Tourists visiting the District could explore a new war memorial on the National Mall by 2021.
The National Desert Storm War Memorial Association has been working since 2010 to build a memorial in the District to honor veterans of the Gulf War, a military conflict in Kuwait from 1990 to 1991. Two possible locations for the memorial were announced last month, and an official location will be named in the coming months. Advocates said the memorial would honor Gulf War veterans, who often don’t receive the same level of recognition as those who’ve served during other wars.
Scott Stump, the president of the NDSWM and a Marine Corp veteran of Operation Desert Storm – a code name for the combat portion of the Gulf War in early 1991 – said he launched the effort to build the memorial in 2010. He started the effort about 20 years after the operation, when he realized that many people – including his own children – weren’t familiar with what happened during the war.
“I felt that it was very important that this story not be lost in history and that those that served and died and all that was accomplished needed to be remembered,” Stump said.
The National Capital Planning Commission, the National Park Service and the U.S. Commission of Fine Arts are working to decide the memorial’s location by the end of the summer, he said.
“I felt that it was very important that this story not be lost in history.”
Stump said the two potential locations for the memorial include the National Mall at the intersection of 23rd Street and Constitution Ave., NW, or at the Belvedere, an area on the edge of the Potomac River. He said the memorial association is hoping to build on the 23rd and Constitution location because it’s easily accessible to pedestrians who visit popular nearby monuments, like the Vietnam Veterans Memorial.
“There’s a lot of symbolism tied to Desert Storm with Vietnam because all of the leaders in Desert Storm were Vietnam veterans,” Stump said. “It healed a lot of the wounds that were left over from Vietnam.”
Stump said the organization plans to complete the memorial by 2021, the 30th anniversary of the war, but there have been a number of delays. The group waited four years to acquire Congressional approval to build the memorial on the Mall before President Donald Trump signed a resolution to complete the project in March 2017.
The structure is still in the early design phase, but Stump said the appearance will aim to represent the coalition and the liberation of Kuwait. He said he hopes the memorial will help clear up misperceptions that people have about the Gulf War, citing that many people deem it the “hundred-hour war” and think it was an easy feat.
The conflict featured a coalition of 900,000 troops from 35 countries, led by the United States, that kicked Iraqi Dictator Saddam Hussein’s forces out of Kuwait after a month-long battle.
Advocates said the memorial would highlight an important event in U.S. history, but some critics have questioned the project online, saying it would reopen soldiers’ wounds or that the operation wasn’t significant enough to deserve a memorial because the war lasted only a short time.

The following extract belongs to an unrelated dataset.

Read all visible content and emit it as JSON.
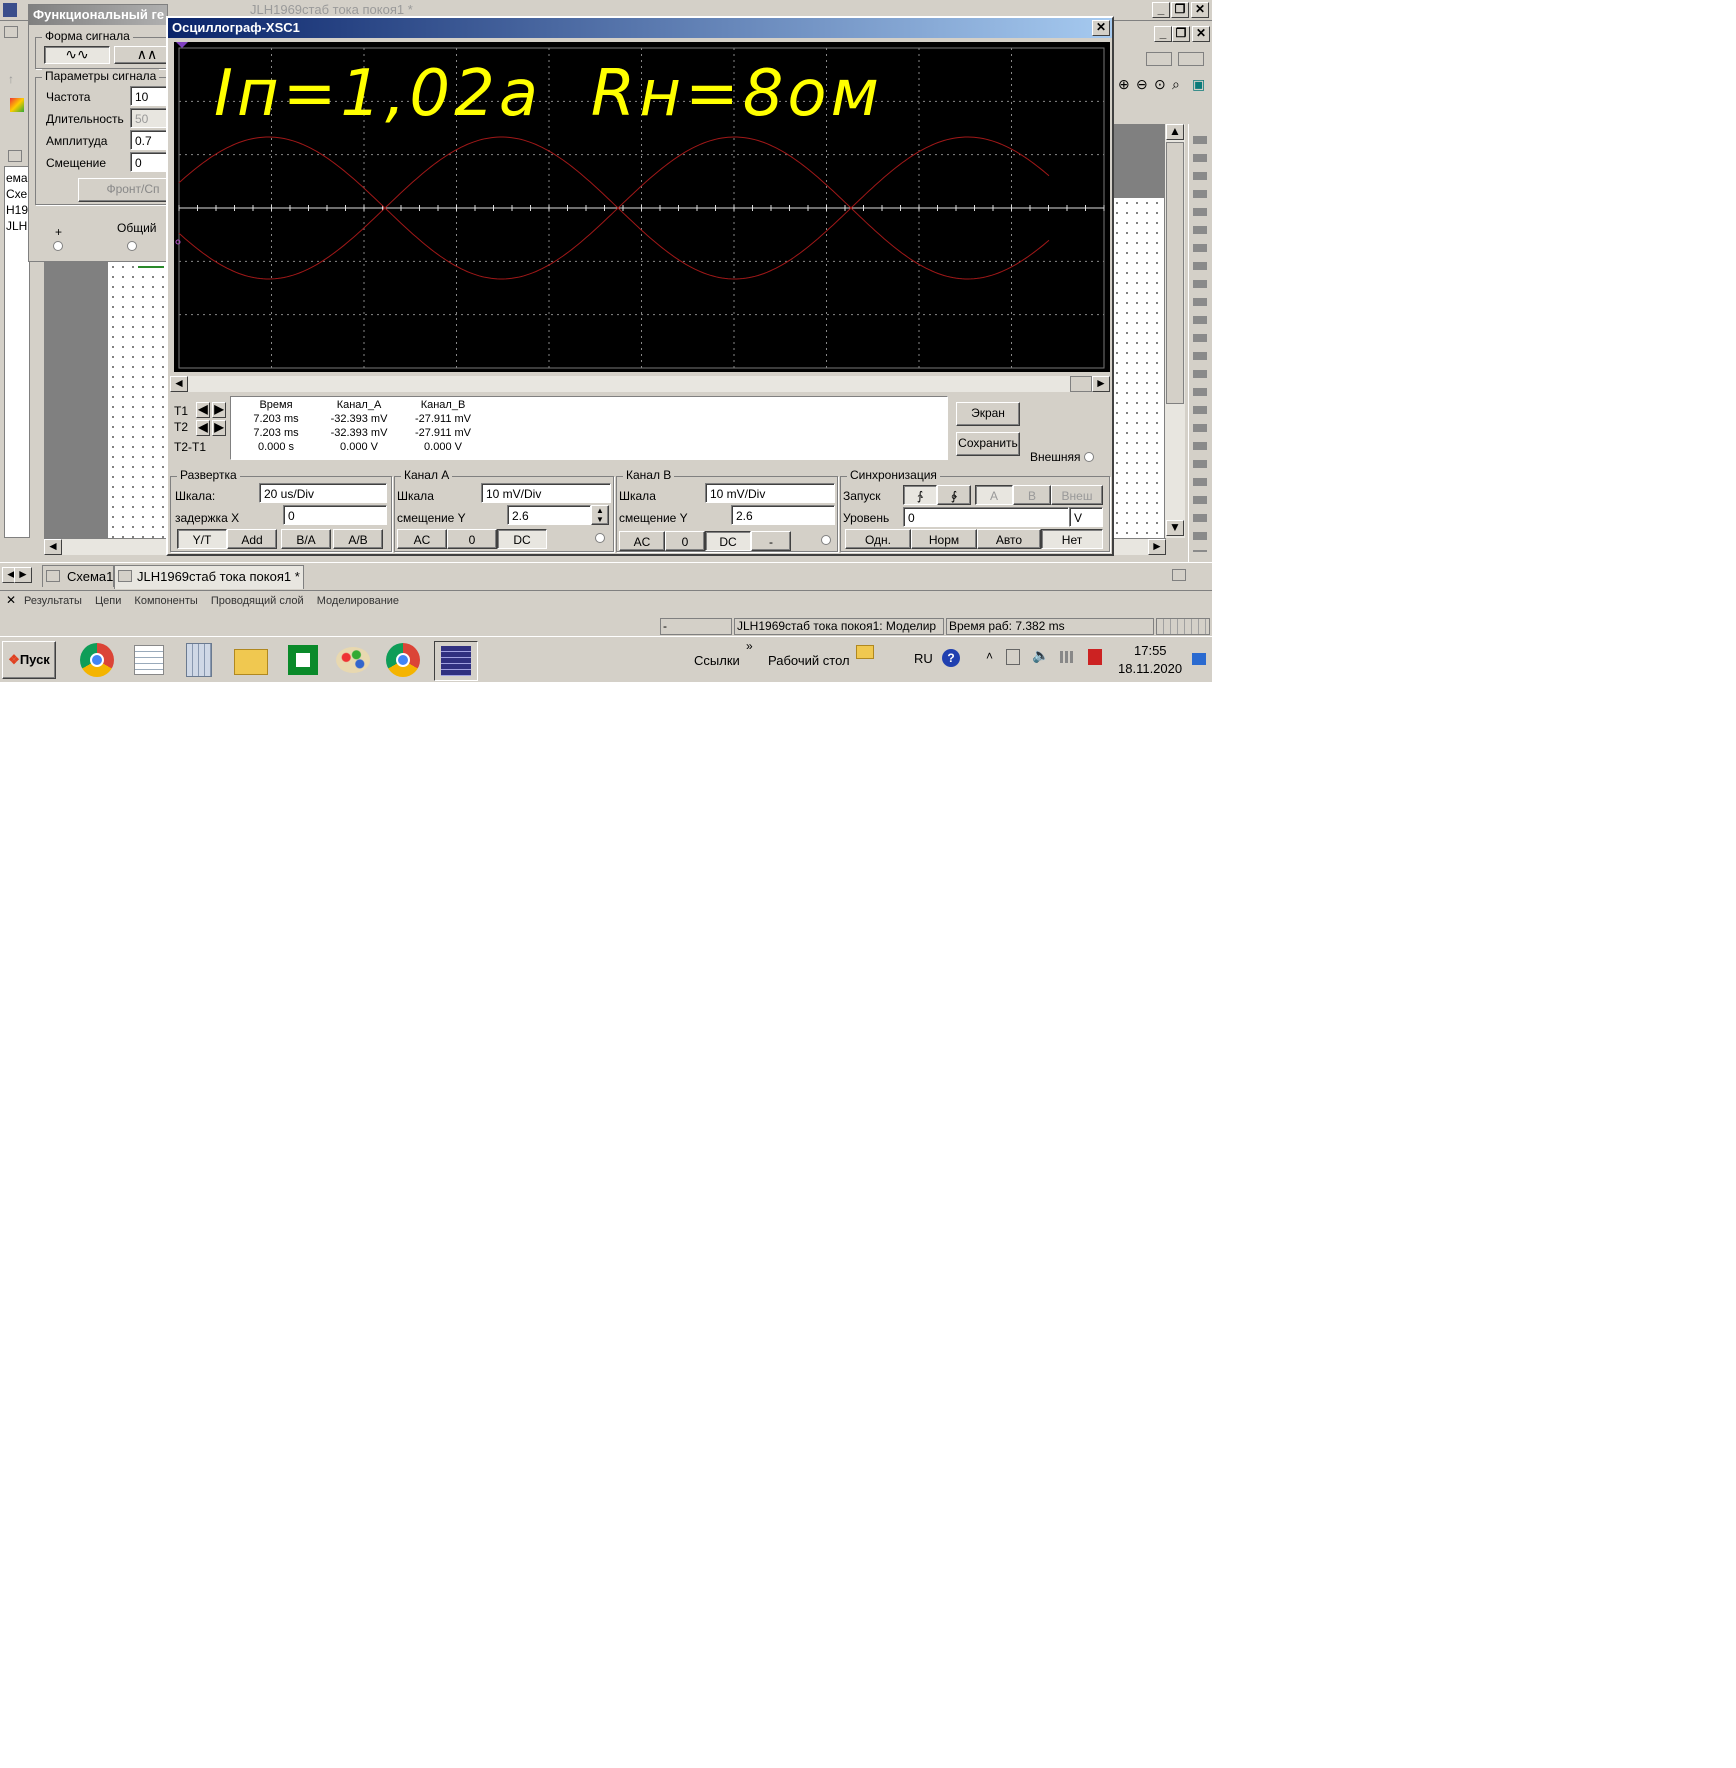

Thomas Luebke, the secretary of the U.S. Commission of Fine Arts, one of the committees involved in building the memorial, said commission members decided last month that the Belvedere would be the best site for the memorial – in opposition to the war memorial association – because it’s a highly visible area that can be seen from across the Potomac River and from nearby major highways.
“It was a significant point both in international affairs and in military technology and what wars look like.”
He said the other location would restrict the memorial to a small design, because it cannot disrupt the impact of the Lincoln Memorial.
“The way that the Commission of Fine Arts ended up supporting the Belvedere site was based on the message that the Storm memorial people were saying they wanted to emphasize,” he said.
Gulf War experts said the memorial acknowledges an important part of modern American history and would be a useful tool to educate people about the events of the war.
Thomas Keaney, a senior fellow at Johns Hopkins University who conducted an analysis on airpower in the Gulf War, said the memorial will help recognize the Gulf War’s historical significance.
“The people that put the committee together recognize that not many people know about it and they ought to,” he said. “It was a significant point both in international affairs and in military technology and what wars look like.”